吉本新喜劇座長の辻本茂雄(52)が31日、大阪市内で、芸能活動30周年記念公演を発表し、競輪選手の夢をあきらめ、芸人として生きてきた半生を振り返った。

 「僕の人生はうどんのハチでできてるんです」

 唐突に切り出した辻本だが、もともと中学時代から競輪選手を目指し、高校は強豪・和歌山北高で競輪部の主将を務め「競輪選手になる…いや、なれるはずやった」と話す。

 辻本の実家はうどん屋で高校時代、親から「うどんのハチ(おわん)買うてきて、言われて、道具屋筋(大阪・ミナミの雑貨商店街)へ得意の自転車で買いに行って、帰りに車とぶつかった」ことで、人生が暗転した。

 けがそのものは、選手生命に影響はなかったものの、その治療時に左ひざに腫瘍が見つかった。治療、リハビリを1年続け、復帰へ努めていた1年後、右ひざにも腫瘍が発見され、医師から「両ひざに腫瘍ができたら、もうペダルはこげない」と言われ、人生に絶望したという。

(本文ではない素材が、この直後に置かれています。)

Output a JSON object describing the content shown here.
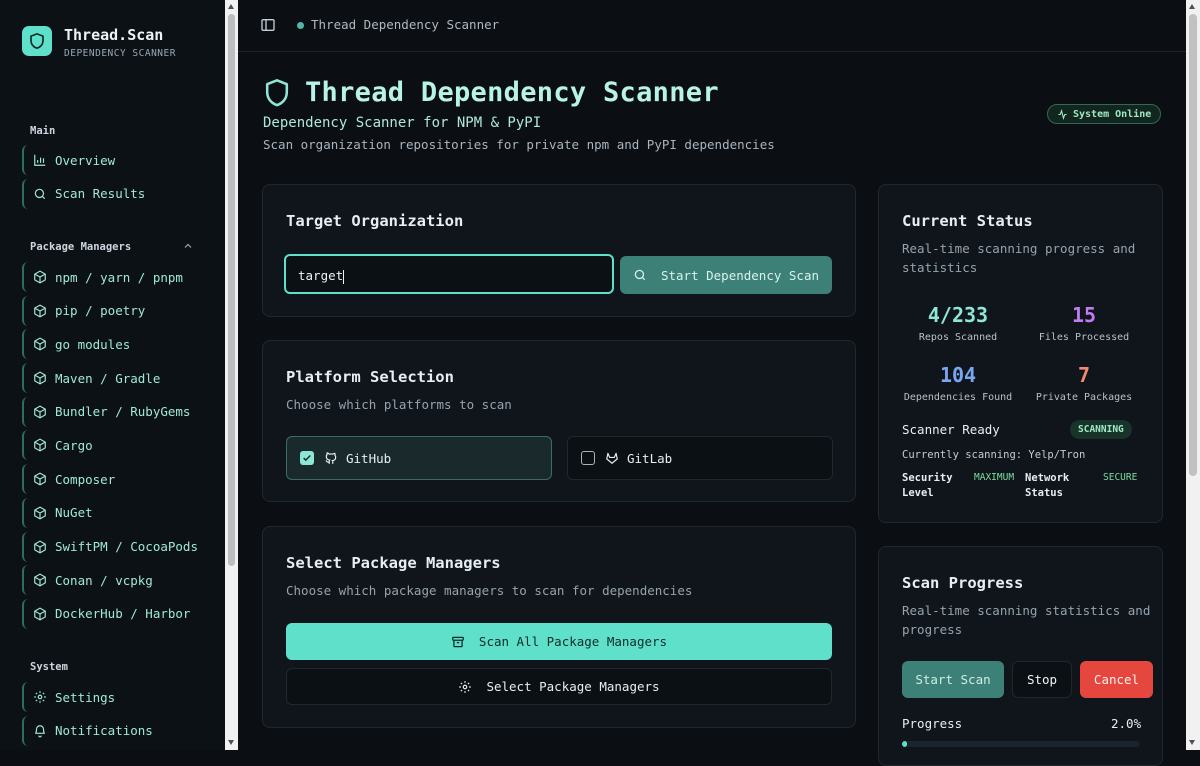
{
  "brand": {
    "name": "Thread.Scan",
    "subtitle": "DEPENDENCY SCANNER"
  },
  "sidebar": {
    "main_title": "Main",
    "main_items": [
      {
        "label": "Overview",
        "icon": "bar-chart-icon"
      },
      {
        "label": "Scan Results",
        "icon": "search-icon"
      }
    ],
    "pm_title": "Package Managers",
    "pm_items": [
      {
        "label": "npm / yarn / pnpm",
        "icon": "package-icon"
      },
      {
        "label": "pip / poetry",
        "icon": "package-icon"
      },
      {
        "label": "go modules",
        "icon": "package-icon"
      },
      {
        "label": "Maven / Gradle",
        "icon": "package-icon"
      },
      {
        "label": "Bundler / RubyGems",
        "icon": "package-icon"
      },
      {
        "label": "Cargo",
        "icon": "package-icon"
      },
      {
        "label": "Composer",
        "icon": "package-icon"
      },
      {
        "label": "NuGet",
        "icon": "package-icon"
      },
      {
        "label": "SwiftPM / CocoaPods",
        "icon": "package-icon"
      },
      {
        "label": "Conan / vcpkg",
        "icon": "package-icon"
      },
      {
        "label": "DockerHub / Harbor",
        "icon": "package-icon"
      }
    ],
    "system_title": "System",
    "system_items": [
      {
        "label": "Settings",
        "icon": "gear-icon"
      },
      {
        "label": "Notifications",
        "icon": "bell-icon"
      }
    ]
  },
  "topbar": {
    "breadcrumb": "Thread Dependency Scanner"
  },
  "header": {
    "title": "Thread Dependency Scanner",
    "subtitle": "Dependency Scanner for NPM & PyPI",
    "description": "Scan organization repositories for private npm and PyPI dependencies",
    "status_badge": "System Online"
  },
  "target": {
    "heading": "Target Organization",
    "input_value": "target",
    "scan_button": "Start Dependency Scan"
  },
  "platform": {
    "heading": "Platform Selection",
    "description": "Choose which platforms to scan",
    "options": [
      {
        "label": "GitHub",
        "checked": true
      },
      {
        "label": "GitLab",
        "checked": false
      }
    ]
  },
  "package_managers": {
    "heading": "Select Package Managers",
    "description": "Choose which package managers to scan for dependencies",
    "scan_all_button": "Scan All Package Managers",
    "select_button": "Select Package Managers"
  },
  "status": {
    "heading": "Current Status",
    "description_line1": "Real-time scanning progress and",
    "description_line2": "statistics",
    "stats": [
      {
        "value": "4/233",
        "label": "Repos Scanned",
        "color": "#8ee7d6"
      },
      {
        "value": "15",
        "label": "Files Processed",
        "color": "#c07cf0"
      },
      {
        "value": "104",
        "label": "Dependencies Found",
        "color": "#7aa6f0"
      },
      {
        "value": "7",
        "label": "Private Packages",
        "color": "#f08a72"
      }
    ],
    "ready_label": "Scanner Ready",
    "scanning_badge": "SCANNING",
    "currently": "Currently scanning: Yelp/Tron",
    "security_label_1": "Security",
    "security_label_2": "Level",
    "security_value": "MAXIMUM",
    "network_label_1": "Network",
    "network_label_2": "Status",
    "network_value": "SECURE"
  },
  "progress": {
    "heading": "Scan Progress",
    "description_line1": "Real-time scanning statistics and",
    "description_line2": "progress",
    "start_button": "Start Scan",
    "stop_button": "Stop",
    "cancel_button": "Cancel",
    "label": "Progress",
    "percent_text": "2.0%",
    "percent_value": 2.0
  },
  "colors": {
    "accent": "#5fe0cb",
    "accent_dark": "#3d8077",
    "danger": "#e5473e",
    "background": "#0b0f14"
  }
}
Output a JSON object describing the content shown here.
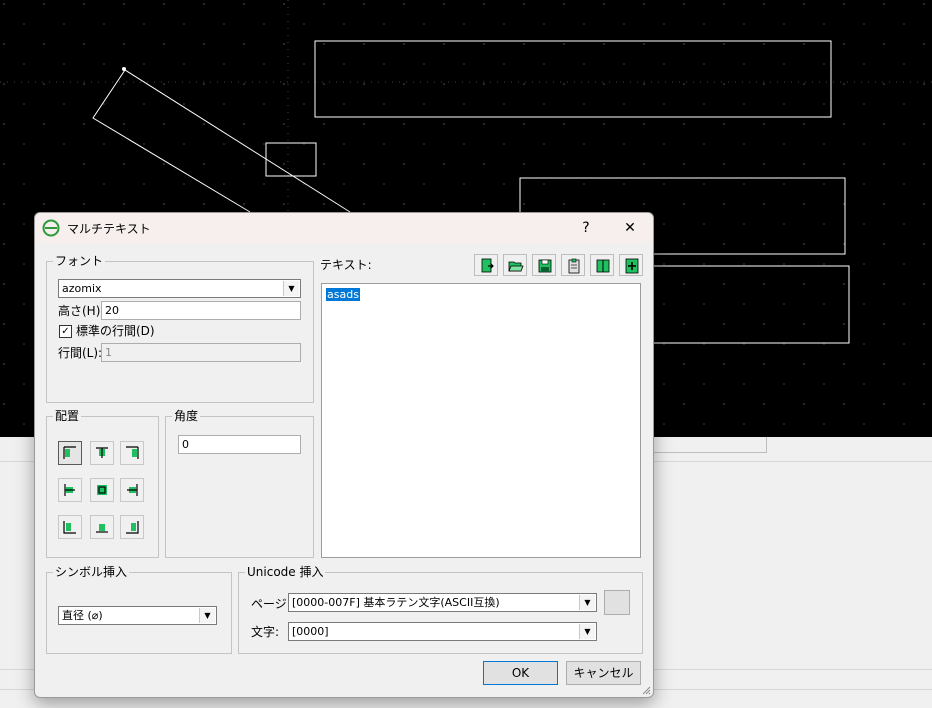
{
  "dialog": {
    "title": "マルチテキスト",
    "help_label": "?",
    "close_label": "✕",
    "font_group": {
      "title": "フォント",
      "font_name": "azomix",
      "height_label": "高さ(H):",
      "height_value": "20",
      "standard_spacing_label": "標準の行間(D)",
      "standard_spacing_checked": true,
      "line_spacing_label": "行間(L):",
      "line_spacing_value": "1"
    },
    "alignment_group": {
      "title": "配置",
      "selected": "top-left"
    },
    "angle_group": {
      "title": "角度",
      "value": "0"
    },
    "text_group": {
      "label": "テキスト:",
      "content": "asads"
    },
    "toolbar": {
      "icons": [
        "new-page-icon",
        "open-folder-icon",
        "save-icon",
        "clipboard-icon",
        "book-icon",
        "add-page-icon"
      ]
    },
    "symbol_group": {
      "title": "シンボル挿入",
      "selected": "直径 (⌀)"
    },
    "unicode_group": {
      "title": "Unicode 挿入",
      "page_label": "ページ:",
      "page_value": "[0000-007F] 基本ラテン文字(ASCII互換)",
      "char_label": "文字:",
      "char_value": "[0000]"
    },
    "buttons": {
      "ok": "OK",
      "cancel": "キャンセル"
    }
  },
  "colors": {
    "canvas_bg": "#000000",
    "canvas_lines": "#ffffff",
    "button_icon_green": "#20c060",
    "selection": "#0078d7"
  }
}
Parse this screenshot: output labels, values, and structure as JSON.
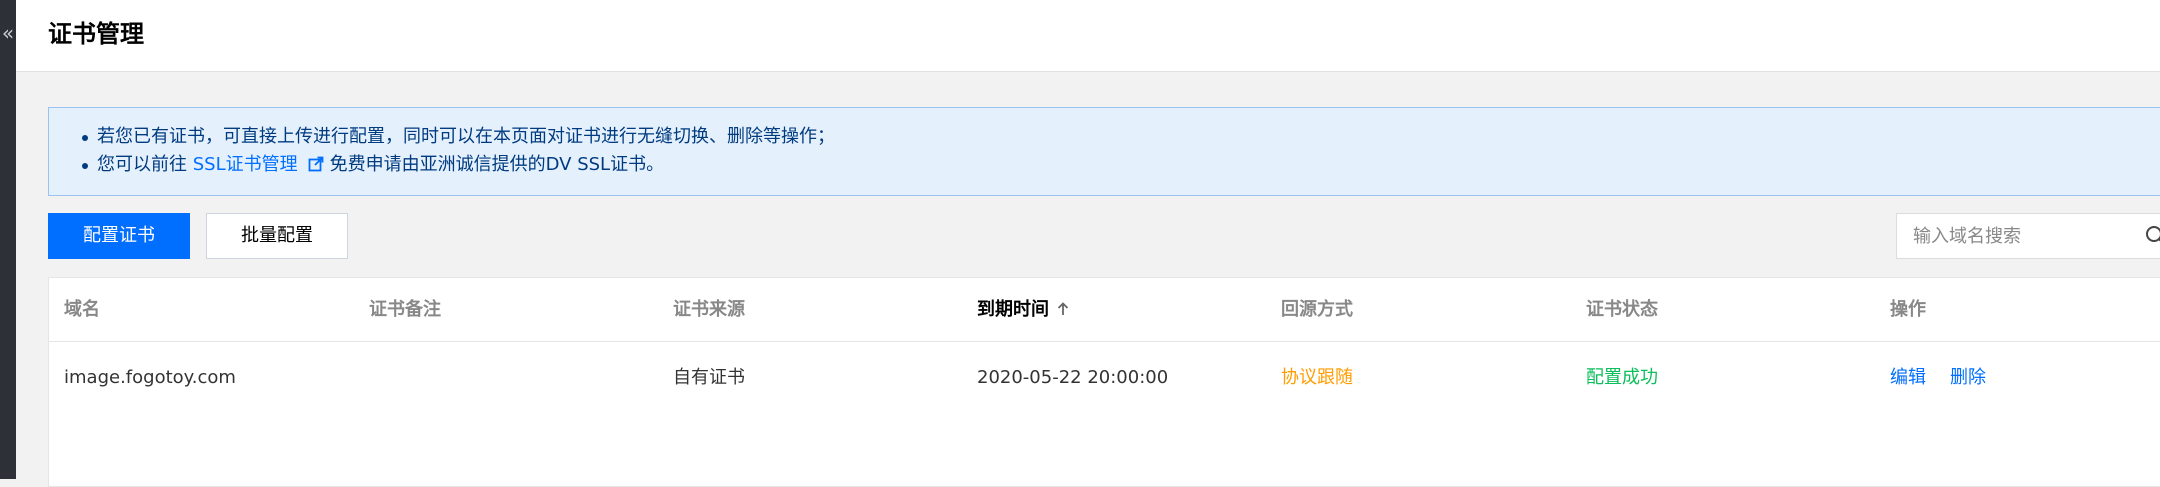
{
  "sidebar": {
    "collapse_glyph": "«",
    "collapse_icon": "chevron-double-left-icon"
  },
  "header": {
    "title": "证书管理"
  },
  "notice": {
    "line1": "若您已有证书，可直接上传进行配置，同时可以在本页面对证书进行无缝切换、删除等操作；",
    "line2_prefix": "您可以前往 ",
    "line2_link": "SSL证书管理",
    "line2_link_icon": "external-link-icon",
    "line2_suffix": "免费申请由亚洲诚信提供的DV SSL证书。"
  },
  "toolbar": {
    "configure_label": "配置证书",
    "batch_label": "批量配置"
  },
  "search": {
    "placeholder": "输入域名搜索",
    "value": "",
    "icon": "search-icon"
  },
  "table": {
    "columns": [
      "域名",
      "证书备注",
      "证书来源",
      "到期时间",
      "回源方式",
      "证书状态",
      "操作"
    ],
    "sorted_column": "到期时间",
    "sort_icon": "arrow-up-icon",
    "rows": [
      {
        "domain": "image.fogotoy.com",
        "note": "",
        "source": "自有证书",
        "expiry": "2020-05-22 20:00:00",
        "origin_mode": "协议跟随",
        "status": "配置成功",
        "actions": [
          "编辑",
          "删除"
        ]
      }
    ]
  },
  "colors": {
    "primary": "#006eff",
    "notice_bg": "#e5f0fd",
    "notice_border": "#9cc2ef",
    "notice_text": "#003b80",
    "warning": "#ff9d00",
    "success": "#0abf5b",
    "sidebar_bg": "#2d3137"
  }
}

 「競輪選手になりたくてやってきて、もう絶望して、道具屋筋にうどんのハチ買いに行って見たNSC(吉本総合芸能学院)生徒募集のチラシを思い出して、お笑いやってみよ、と」

 腫瘍は幸いにも悪性ではなく、競輪選手から芸人へ大きくかじを切った。86年、NSC5期生として入り、最初は漫才コンビを組んだものの、相方が廃業し、89年に新喜劇入り。99年に座長へ昇格した。

 「舞台は1人でできるもんやない。最近はアキとか、東京から(島田)珠代が帰ってきてくれて、仲間と一緒におもろい舞台を作っていくのが楽しい」とし、30周年コンセプトを「絆」に決めた。

 30周年記念公演のチラシには各所に「絆」の文字があり、「(よしもと)祇園(花月)で1週間、それ以外に全国も回るので、今年は全国の人に辻本茂雄を1人でも多くの人に見てほしい」と話していた。

 30周年記念公演は、まず、4月25日~5月8日に京都・よしもと祇園花月で「茂造の絆(きずな)」を開催。「辻本茂雄 絆で30周年記念ツアー」と題して、5月27日の熊本から全国を回る。地元の大阪では8月1~7日、なんばグランド花月で行い、秋まで全国14カ所以上を予定している。